French Leader Urges End to Sanctions Against Russia Over Ukraine

MOSCOW — Western nations should stop threatening Russia with new sanctions and instead offer to ease off on existing restrictions in exchange for progress in the peace process in Ukraine, President François Hollande of France said in an interview on Monday.

Backing President Vladimir V. Putin into a corner will not work, he said, giving a high-level voice to what is seen as mounting sanctions fatigue among European politicians, as the Ukraine crisis lurches into a second year.

“I’m not for the policy of attaining goals by making things worse,” Mr. Hollande said in the interview on France Inter radio. “I think that sanctions must stop now.”

Russia’s position is misunderstood, he suggested. “Mr. Putin does not want to annex eastern Ukraine, I am sure — he told me so,” Mr. Hollande said. “What he wants is to remain influential. What Mr. Putin wants is that Ukraine not become a member of NATO. The idea of Mr. Putin is to not have an army at Russia’s borders.”

In Germany, the vice chancellor, Sigmar Gabriel, also signaled concerns about the effect of sanctions on Russia’s stability.

“The goal was never to push Russia politically and economically into chaos,” Mr. Gabriel told the Bild am Sonntag newspaper.

Germany is the most influential European voice on the sanctions issue, and it is widely assumed that little will happen without the approval of its chancellor, Angela Merkel. A spokesman for Ms. Merkel, Steffen Seibert, clarified to Reuters that “we have a very clear idea of what constitutes real progress” before Germany will consider lifting existing sanctions.

Peace talks between the leaders of Russia, Ukraine, France and Germany are scheduled for Jan. 15, but Ms. Merkel will not attend unless a new agreement seems likely, Mr. Seibert said.

Whatever Mr. Putin’s assurances to Mr. Hollande, in eastern Ukraine over the weekend an ataman, or Cossack leader, posted a video calling Mr. Putin “our emperor.”

Nikolai Kozitsyn, who leads a Don Cossack group based in the town of Antracit that was never more than loosely affiliated with the main rebel organization in that area, the Luhansk People’s Republic, posted a video asserting that his territory was now part of the “Russian empire.”

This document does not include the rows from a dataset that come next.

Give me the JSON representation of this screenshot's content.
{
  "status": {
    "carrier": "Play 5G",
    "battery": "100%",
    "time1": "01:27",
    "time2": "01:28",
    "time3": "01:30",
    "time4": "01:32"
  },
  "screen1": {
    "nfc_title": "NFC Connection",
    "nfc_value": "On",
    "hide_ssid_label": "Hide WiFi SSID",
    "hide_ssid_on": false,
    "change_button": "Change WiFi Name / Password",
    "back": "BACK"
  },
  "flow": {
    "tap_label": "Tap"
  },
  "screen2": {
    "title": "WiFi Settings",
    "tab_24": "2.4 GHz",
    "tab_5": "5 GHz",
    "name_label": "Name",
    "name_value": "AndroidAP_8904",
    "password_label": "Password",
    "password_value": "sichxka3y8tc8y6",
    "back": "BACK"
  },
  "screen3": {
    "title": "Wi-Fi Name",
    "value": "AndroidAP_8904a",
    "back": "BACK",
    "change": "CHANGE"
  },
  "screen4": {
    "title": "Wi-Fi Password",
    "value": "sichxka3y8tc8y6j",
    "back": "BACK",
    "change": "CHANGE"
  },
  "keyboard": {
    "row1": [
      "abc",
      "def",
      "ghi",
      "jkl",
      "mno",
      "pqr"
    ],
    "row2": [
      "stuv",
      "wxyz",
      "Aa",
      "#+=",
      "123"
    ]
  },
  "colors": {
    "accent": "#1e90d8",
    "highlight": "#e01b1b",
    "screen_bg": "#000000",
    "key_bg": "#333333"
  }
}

“We won’t declare a Don Republic, that’s just a utopia,” Mr. Kozitsyn said in the video. “We say, ‘We are part of the Russian empire. And today, we consider Putin our emperor.' ”

Violence in the east that had been waning picked up in recent days, the Organization for Security and Cooperation in Europe reported Monday, particularly around the city of Donetsk, the monitoring group said.

In the other separatist region, Luhansk, lethal infighting has broken out among armed separatist groups.

The Luhansk People’s Republic reported on its website that security officials had killed the commander of a pro-Russian militia known as the Batman Battalion, Alekandr Bednov, as he resisted arrest on extortion and murder charges. Mr. Bednov’s supporters, though, posted a video saying his car had been sprayed with bullets in an ambush, and that he was never offered the chance to surrender.

Elsewhere in Ukraine, other, murkier violence is plaguing even cities far from the front lines. Bombers and assassins are targeting the many volunteer groups organizing donations of everything from food to body armor for the financially pressed Ukrainian military.

Overnight, a bomb exploded at the entry to a site in Odessa, knocking out windows in nearby apartment buildings, and an incendiary device set alight the door to another site in Khernes, east of Odessa. Nobody was harmed. The Ukrainian police called the Odessa bombing a terrorist act.

In recent months, bombs have exploded in many eastern Ukrainian cities, targeting sites like a bar frequented by pro-Ukrainian activists in the city of Kharkiv. In another instance, an assassin operating a remote-controlled gun set up in a parked car killed the leader of another volunteer group.